Graeber’s politics have been shaped by his experience in global justice protests over the years, but they are also fed by the other half of his life: his work as an anthropologist. Graeber’s latest book, published two months before the start of Occupy Wall Street, is entitled Debt: The First 5,000 Years. It is an alternate history of the rise of money and markets, a sprawling, erudite, provocative work. Looking at societies ranging from the West African Tiv people and ancient Sumer to Medieval Ireland and modern-day America, he explores the ambivalent attitudes people have always had about debt: as obligation and sin, engine of economic growth and tool of oppression. Along the way, he tries to answer questions such as why so many people over the course of history have simultaneously believed that it is a matter of morality to repay debts and that those who lend money for a living are evil.

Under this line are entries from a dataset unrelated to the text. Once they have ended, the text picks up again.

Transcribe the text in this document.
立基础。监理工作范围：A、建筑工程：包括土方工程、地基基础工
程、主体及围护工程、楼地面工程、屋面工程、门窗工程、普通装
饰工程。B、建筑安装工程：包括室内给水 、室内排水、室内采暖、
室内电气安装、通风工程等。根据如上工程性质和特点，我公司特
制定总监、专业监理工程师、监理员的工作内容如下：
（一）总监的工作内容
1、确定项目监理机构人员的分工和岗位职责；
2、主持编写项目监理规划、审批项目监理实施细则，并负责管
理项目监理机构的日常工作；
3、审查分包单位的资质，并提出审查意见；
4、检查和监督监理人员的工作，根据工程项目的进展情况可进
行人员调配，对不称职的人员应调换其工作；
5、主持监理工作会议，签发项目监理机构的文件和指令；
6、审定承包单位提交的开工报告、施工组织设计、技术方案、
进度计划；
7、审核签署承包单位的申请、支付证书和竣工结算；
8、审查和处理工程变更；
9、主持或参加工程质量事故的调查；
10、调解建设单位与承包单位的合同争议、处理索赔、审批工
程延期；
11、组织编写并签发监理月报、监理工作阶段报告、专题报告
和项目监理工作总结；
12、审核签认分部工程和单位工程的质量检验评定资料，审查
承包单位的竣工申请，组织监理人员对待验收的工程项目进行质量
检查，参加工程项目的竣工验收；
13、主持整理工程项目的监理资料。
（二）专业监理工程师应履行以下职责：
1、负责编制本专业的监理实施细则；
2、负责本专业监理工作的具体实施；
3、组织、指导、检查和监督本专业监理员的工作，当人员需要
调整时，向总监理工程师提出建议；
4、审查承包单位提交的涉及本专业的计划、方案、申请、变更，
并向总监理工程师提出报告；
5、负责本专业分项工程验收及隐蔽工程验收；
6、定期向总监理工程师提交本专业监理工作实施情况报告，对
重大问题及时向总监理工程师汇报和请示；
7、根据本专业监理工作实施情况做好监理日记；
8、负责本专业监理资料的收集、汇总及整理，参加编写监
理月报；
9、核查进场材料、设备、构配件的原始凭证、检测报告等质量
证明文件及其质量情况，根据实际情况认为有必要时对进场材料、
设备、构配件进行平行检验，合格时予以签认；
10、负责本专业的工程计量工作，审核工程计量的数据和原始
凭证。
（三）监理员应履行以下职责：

Graeber’s arguments place him squarely at odds with mainstream economic thought, and the discipline has, for the most part, ignored him. But his timing couldn’t be better to reach a popular audience. His writing provides an intellectual frame and a sort of genealogy for the movement he helped start. The inchoate anger of the Occupy Wall Street protesters tends to cluster around two things. One is the influence of money in politics. The other is debt: mortgages, credit-card debt, student loans, and the difference in how the debts of large financial companies and those of individual borrowers have been treated in the wake of the 2008 financial crisis.
“He is a deep thinker. He’s been a student of movements and revolutions,” says Kalle Lasn, the founder of Adbusters, the Vancouver-based anticorporate magazine. “He’s the sort of guy who can say, ‘Is this thing we’re going through like 1968 or is it like the French Revolution?’ ”
No leaders. Ha. There is always someone in charge, anarchist or no. This revelation comes from Business Week of all places. I asked if this Graeber was leading Occupy Wall Street on the globalrevolution and occupy wall street NYC livestreams and was referred right back to the article I linked, as if "Anti-Leader" clarifies everything. Sorry, but I wish further clarification. Why do I find this information on a corporate site? Why wasn't this information revealed by the Occupy Wall Street NYC movement? Is David Graeber selling his book using this publicity on Business Week?
This was to be a consensus-driven grass roots organization in evolution. Now we discover a 50 year-old anarchist and Yale professor has "...helped transform a hapless rally into a global protest movement." Global yet!!! Tell me, Occupy Madrid, is Graeber your anti-leader too? London? Is everyone down with his political and social philosophy? What is Graeber's agenda?
I WANT ANSWERS AND NOT FROM BUSINESS WEEK.